This is the ability to get financing by tapping into your investment property’s equity. Here, a property owner applies for a new mortgage, more than they currently owe, receiving the difference to fund their projects.
This is usually possible when real estate prices go up significantly. When the property’s value raises, the difference between the actual value of your property and the remaining mortgage also increases. Lenders allow real estate investors to tap on this difference (equity) to acquire a loan.
For instance, if the remaining mortgage on your property is $100,000, you can get a cash-out refinancing of $180,000 and get $80,000 as cashback. However, this will depend on the current value of the property and the prevailing mortgage rates.
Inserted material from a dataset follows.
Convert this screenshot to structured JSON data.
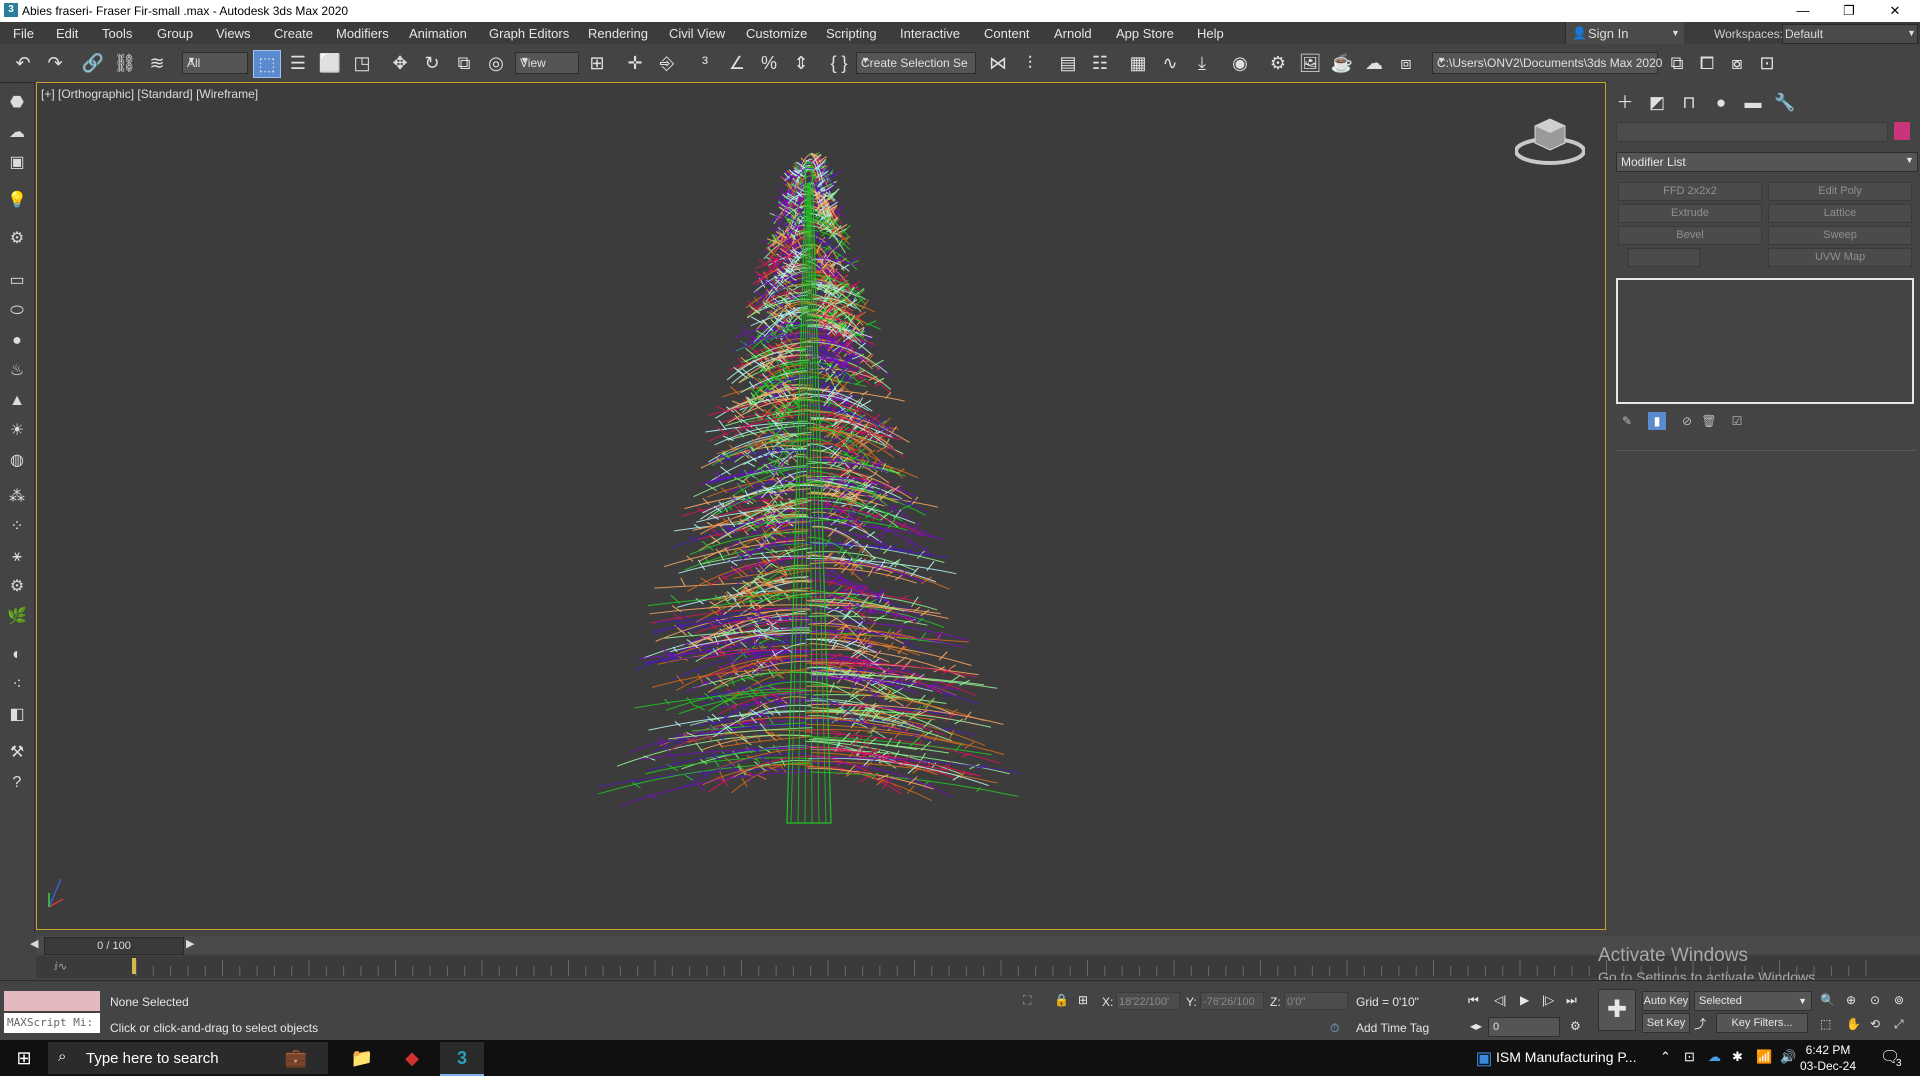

Cash-out refinancing is available for both investment and residential properties. In fact, it works the same way, except that investment properties tend to attract higher interest rates as they are considered to carry more risk. Also, several other rules are stricter when cash-out refinancing an investment property than when refinancing a primary residence property.
Cash-Out Refinance Requirements
Unlike primary residence properties, investment properties are categorized as “non-owner-occupied.” This means that lenders will be taking on more risk by offering cash-out refinance investment property loans. Subsequently, they impose stricter measures to help reduce their risk.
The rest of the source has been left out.